Parole dure come manganellate, perché è chiaro che le violenze di quei giorni sono un boomerang che si ritorce contro il nostro Paese e la sua tradizione di santi, poeti e navigatori. E brava gente. Luoghi comuni dietro ai quali si è nascosto uno Stato violento e ciecamente vendicativo, al punto di mettere in scena la mattanza di quei giorni come reazione agli atti vandalici dei Black Bloc, che portarono devastazione e disordine nella stessa circostanza. Così, chi fu espropriato del diritto di manifestare civilmente da un gruppo di oscuri facinorosi, ne pagò poi le conseguenze in termini di tortura. I più sfortunati, oltre a subire ferite fisiche e morali irrimarginabili, hanno poi dovuto difendersi dalle accuse mossegli nel quadro di questa colossale e vergognosa ingiustizia, per la quale nessuno ha pagato e nessuno potrà mai essere risarcito, meno che mai il buon nome dello Stato.

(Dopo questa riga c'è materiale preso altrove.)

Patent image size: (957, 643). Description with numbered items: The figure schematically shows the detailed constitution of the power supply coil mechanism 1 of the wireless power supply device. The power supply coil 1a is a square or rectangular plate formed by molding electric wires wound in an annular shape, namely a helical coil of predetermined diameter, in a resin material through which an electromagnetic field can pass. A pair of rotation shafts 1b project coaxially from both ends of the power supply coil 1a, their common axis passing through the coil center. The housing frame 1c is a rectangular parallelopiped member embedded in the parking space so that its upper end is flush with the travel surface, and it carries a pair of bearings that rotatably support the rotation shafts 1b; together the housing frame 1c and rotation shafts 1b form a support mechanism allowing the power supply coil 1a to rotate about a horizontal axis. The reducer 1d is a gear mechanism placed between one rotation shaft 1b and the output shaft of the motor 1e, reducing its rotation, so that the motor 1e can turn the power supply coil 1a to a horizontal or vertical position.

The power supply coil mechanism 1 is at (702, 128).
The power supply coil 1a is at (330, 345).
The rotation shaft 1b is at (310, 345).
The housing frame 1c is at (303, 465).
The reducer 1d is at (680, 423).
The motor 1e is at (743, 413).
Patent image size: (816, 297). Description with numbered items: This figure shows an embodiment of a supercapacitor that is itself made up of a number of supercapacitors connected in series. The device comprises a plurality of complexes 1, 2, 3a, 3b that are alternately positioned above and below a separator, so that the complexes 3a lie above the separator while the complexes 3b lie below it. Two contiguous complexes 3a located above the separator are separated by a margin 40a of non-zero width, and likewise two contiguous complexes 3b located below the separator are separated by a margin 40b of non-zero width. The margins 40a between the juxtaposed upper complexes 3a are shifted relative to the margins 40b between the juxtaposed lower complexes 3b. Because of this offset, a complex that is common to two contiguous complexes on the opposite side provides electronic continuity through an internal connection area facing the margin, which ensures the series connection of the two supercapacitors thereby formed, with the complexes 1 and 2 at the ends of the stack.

Che si trova marchiato indelebilmente di una responsabilità enorme. E’ giusto evitare la criminalizzazione delle forze di polizia: pochi parteciparono, pochi seppero, pochi ebbero gli strumenti per opporsi o dissociarsi. Proprio per questo stupisce il comportamento delle istituzioni nella vicenda, improntato, nella migliore delle ipotesi, alla non collaborazione. Perché fare resistenza a una Legge che istituisca e punisca severamente il reato di tortura? I fatti dimostrano che non è inattuale, anzi, è urgente al limite dell’emergenza. Perché le forze dell’ordine non hanno isolato i colpevoli delle torture di Genova, ma, anzi, hanno badato a coprirli, o comunque a far sì che le eventuali conseguenze delle inchieste fossero lievi, se non nulle?

Mentre mi pongo queste domande penso alle vittime, segnate a vita fisicamente e psicologicamente. A loro va la mia solidarietà, per quello che vale. E a Enrico Zucca, magistrato che tentò in tutte le maniere di far emergere la verità, il mio ringraziamento.